Il tourna autour d’elle, comme s’il présentait une pièce rare .

— Ce soir, tu vas recevoir deux hommes. Ernesto et Claudio. Ils viennent de Sinaloa. Ils gèrent un réseau discret, lucratif. Du haut de gamme, pas de bordels miteux. Villas, yachts,  hommes puissants. Ils ont les contacts et moi je fournis. Si tu les séduis, tu deviens une vitrine. Une ambassadrice, presque, peut-être même une princesse !

Il se pencha vers elle, ses lèvres tout près de son oreille.

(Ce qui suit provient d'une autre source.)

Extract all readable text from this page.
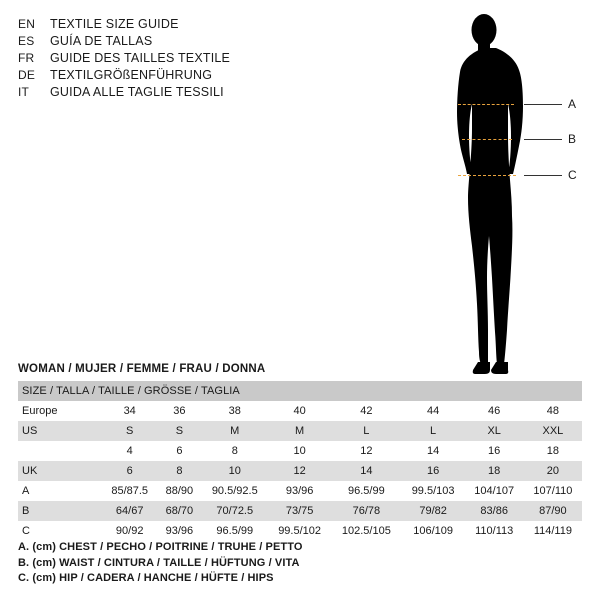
EN	TEXTILE SIZE GUIDE
ES	GUÍA DE TALLAS
FR	GUIDE DES TAILLES TEXTILE
DE	TEXTILGRÖßENFÜHRUNG
IT	GUIDA ALLE TAGLIE TESSILI
A
B
C
WOMAN / MUJER / FEMME / FRAU / DONNA
SIZE / TALLA / TAILLE / GRÖSSE / TAGLIA								
Europe	34	36	38	40	42	44	46	48
US	S	S	M	M	L	L	XL	XXL
	4	6	8	10	12	14	16	18
UK	6	8	10	12	14	16	18	20
A	85/87.5	88/90	90.5/92.5	93/96	96.5/99	99.5/103	104/107	107/110
B	64/67	68/70	70/72.5	73/75	76/78	79/82	83/86	87/90
C	90/92	93/96	96.5/99	99.5/102	102.5/105	106/109	110/113	114/119
A. (cm) CHEST / PECHO / POITRINE / TRUHE / PETTO
B. (cm) WAIST / CINTURA / TAILLE / HÜFTUNG / VITA
C. (cm) HIP / CADERA / HANCHE / HÜFTE / HIPS
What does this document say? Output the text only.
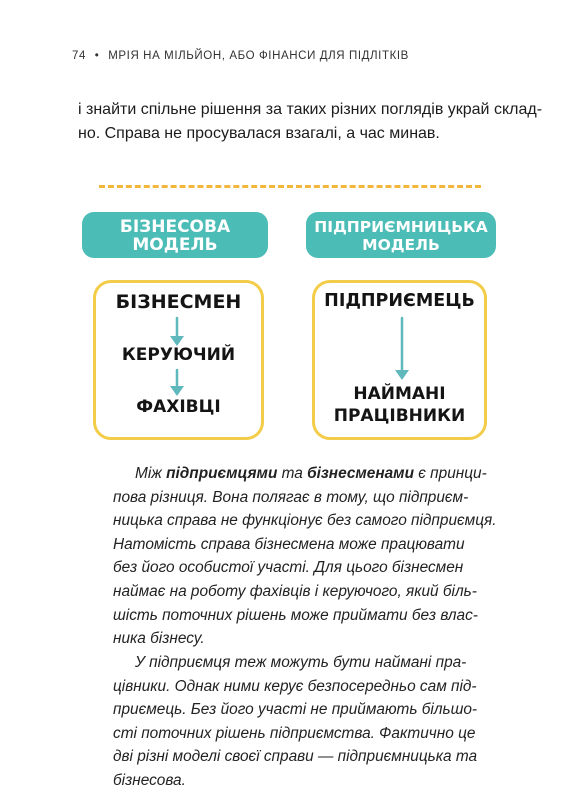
74 • МРІЯ НА МІЛЬЙОН, АБО ФІНАНСИ ДЛЯ ПІДЛІТКІВ

і знайти спільне рішення за таких різних поглядів украй склад-

но. Справа не просувалася взагалі, а час минав.

БІЗНЕСОВА
МОДЕЛЬ
ПІДПРИЄМНИЦЬКА
МОДЕЛЬ
БІЗНЕСМЕН
КЕРУЮЧИЙ
ФАХІВЦІ
ПІДПРИЄМЕЦЬ
НАЙМАНІ
ПРАЦІВНИКИ

Між підприємцями та бізнесменами є принци-

пова різниця. Вона полягає в тому, що підприєм-

ницька справа не функціонує без самого підприємця.

Натомість справа бізнесмена може працювати

без його особистої участі. Для цього бізнесмен

наймає на роботу фахівців і керуючого, який біль-

шість поточних рішень може приймати без влас-

ника бізнесу.

У підприємця теж можуть бути наймані пра-

цівники. Однак ними керує безпосередньо сам під-

приємець. Без його участі не приймають більшо-

сті поточних рішень підприємства. Фактично це

дві різні моделі своєї справи — підприємницька та

бізнесова.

— Il faut qu’ils aient envie de t’acheter. De te louer. Ou mieux encore… de te recommander. Tu vas leur parler. Rire. Offrir tes yeux, ta  voix, ton charme. Comme une étoile en vitrine. Et si tu t’y refuses… je t’enverrai une photo de Lety. Mais ce ne sera pas nécessaire.

Il se redressa, froid.

— Tu ne vas pas t’en sortir en résistant, Paola. Tu ne t’en sortiras qu’en gagnant. Séduis-les. Gagne du temps. Gagne du pouvoir. C’est ta seule arme, maintenant. Avale cette pilule, ça t’aidera au début.

Et il quitta la pièce. Un miroir fendillé sur le mur lui renvoya son reflet. Elle s’y  regarda longuement. Elle pensa à ses sœurs. À Alma. À l’enfant qu’elle avait soigné, à la lumière dans ses yeux. Et elle se jura de survivre.  Pour ses parents et ses sœurs, elle avala la pilule.